Government officers can use the interface to capture, store, edit, search and present data. The system can work with SmartRules to define how data is collected and entered, and interact with other OpenGov tools.

SmartLink

SmartLink

The universal connector for government systems

Finally, SmartLink allows different government and private systems, including the tools above, to talk to each other, share data and convey decisions. For example, the business registry registers a new business and asks the tax registry to create a taxpayer number. A municipality checks information at the land registry before proceeding with a construction permit.

Instead of building custom code for each integration, which can be expensive and time-consuming, administrators configure connections to any API, legacy databases, or other agency system through a visual interface.

This interoperability layer handles secure access, data translation, and protocol adaptation behind the scenes, simplifying architecture and enabling real‑time data reuse across public agencies.

How the tools work together

SmartRules DEFINES RULES eRnext APPLICANT PORTAL Reads rules, builds forms AI assistant guides user Validates & submits data Registry applicant data + status eApproval REVIEW WORKSPACE Role-scoped review AI flags attention items Issues certificates SmartLink secure exchanges among all components rules rules publishes submits reviews 1 2 3 4 Applicant Official

A government agency publishes rules via SmartRules.

An applicant visits eRnext, which is an AI agent that reads the rules, builds a dynamic form, collects any missing information from the applicant, reused data already stored in the applicant's private repository, or data already available in government databases, and validates it against the agency's formal and substantive conditions. Once submitted, the application data is recorded in the relevant registry, either directly with a pending status or through a temporary registry.

eApproval then orchestrates the review process. It doesn't move the data, but gives each reviewer access to the relevant information in the method and sequence defined in SmartRules, within the same repository. Each officer reviews only the data within its mandate.

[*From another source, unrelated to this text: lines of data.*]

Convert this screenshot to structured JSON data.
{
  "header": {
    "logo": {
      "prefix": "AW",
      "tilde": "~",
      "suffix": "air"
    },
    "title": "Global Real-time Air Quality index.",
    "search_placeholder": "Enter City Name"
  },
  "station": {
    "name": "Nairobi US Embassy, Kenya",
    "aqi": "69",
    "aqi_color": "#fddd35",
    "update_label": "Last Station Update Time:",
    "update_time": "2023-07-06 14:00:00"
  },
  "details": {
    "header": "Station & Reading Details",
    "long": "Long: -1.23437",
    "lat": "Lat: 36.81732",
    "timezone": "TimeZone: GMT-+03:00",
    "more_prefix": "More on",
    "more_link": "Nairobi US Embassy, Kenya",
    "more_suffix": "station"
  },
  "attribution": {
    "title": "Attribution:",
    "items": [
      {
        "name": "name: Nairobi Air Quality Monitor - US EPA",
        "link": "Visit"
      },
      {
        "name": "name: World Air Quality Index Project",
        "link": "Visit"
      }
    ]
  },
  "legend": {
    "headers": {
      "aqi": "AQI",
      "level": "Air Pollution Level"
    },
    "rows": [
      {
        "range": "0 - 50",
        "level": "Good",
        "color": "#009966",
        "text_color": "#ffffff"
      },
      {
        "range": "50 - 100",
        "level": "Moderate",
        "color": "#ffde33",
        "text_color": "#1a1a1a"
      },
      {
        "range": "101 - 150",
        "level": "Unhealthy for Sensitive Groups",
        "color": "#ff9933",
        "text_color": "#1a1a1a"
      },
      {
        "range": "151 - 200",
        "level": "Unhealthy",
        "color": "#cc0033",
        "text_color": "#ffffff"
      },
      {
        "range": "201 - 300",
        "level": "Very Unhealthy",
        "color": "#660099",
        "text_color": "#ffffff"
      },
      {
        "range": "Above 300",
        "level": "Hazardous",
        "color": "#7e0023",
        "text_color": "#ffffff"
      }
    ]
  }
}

Officers can communicate with one another and with the applicant during the process. Once approved, certificates can be issued automatically by eApproval or by the registry.

Throughout the process, SmartLink connects all components through a secure interoperability layer, enabling data exchange across systems.

Designed for the AI era

OpenGov is designed for a public administration model in which digital tools and AI can reliably apply clearly defined rules and support governance. This shifts the focus from manual, procedural checks to automated, substantive compliance, allowing government officers and agencies to focus on policy outcomes and service quality.

It is built on a "configure, don't‑code" approach, which ensures that governments can adapt quickly as AI evolves, without relying on scarce developer resources.

A proven, light and open model

OpenGov builds on two decades of UNCTAD experience and is designed for the long‑term. However, the infrastructure of OpenGov is lighter, easier to install and operate.

Current status

OpenGov builds on UNCTAD's eRegistrations and eRegulations platforms, already operational in over 60 countries. All components will be released as open source by the end of 2026. They are currently in the design phase, with pilots underway in a few countries.

UNCTAD is starting work with interested countries to agree on a standard international set of parameters for SmartRules to use.

In summary

OpenGov represents a new generation of digital government: modular, AI‑ready, and user‑centric. It gives governments the means to publish clear registrations rules, connect siloed data, guide applicants, and conduct accountable reviews.

Through open standards and open tools, it offers governments and private actors to freely use, adapt, and extend OpenGov's tools, or build new ones on the same core specifications. OpenGov makes regulatory simplification operational and provides a practical foundation for digital government in the AI era.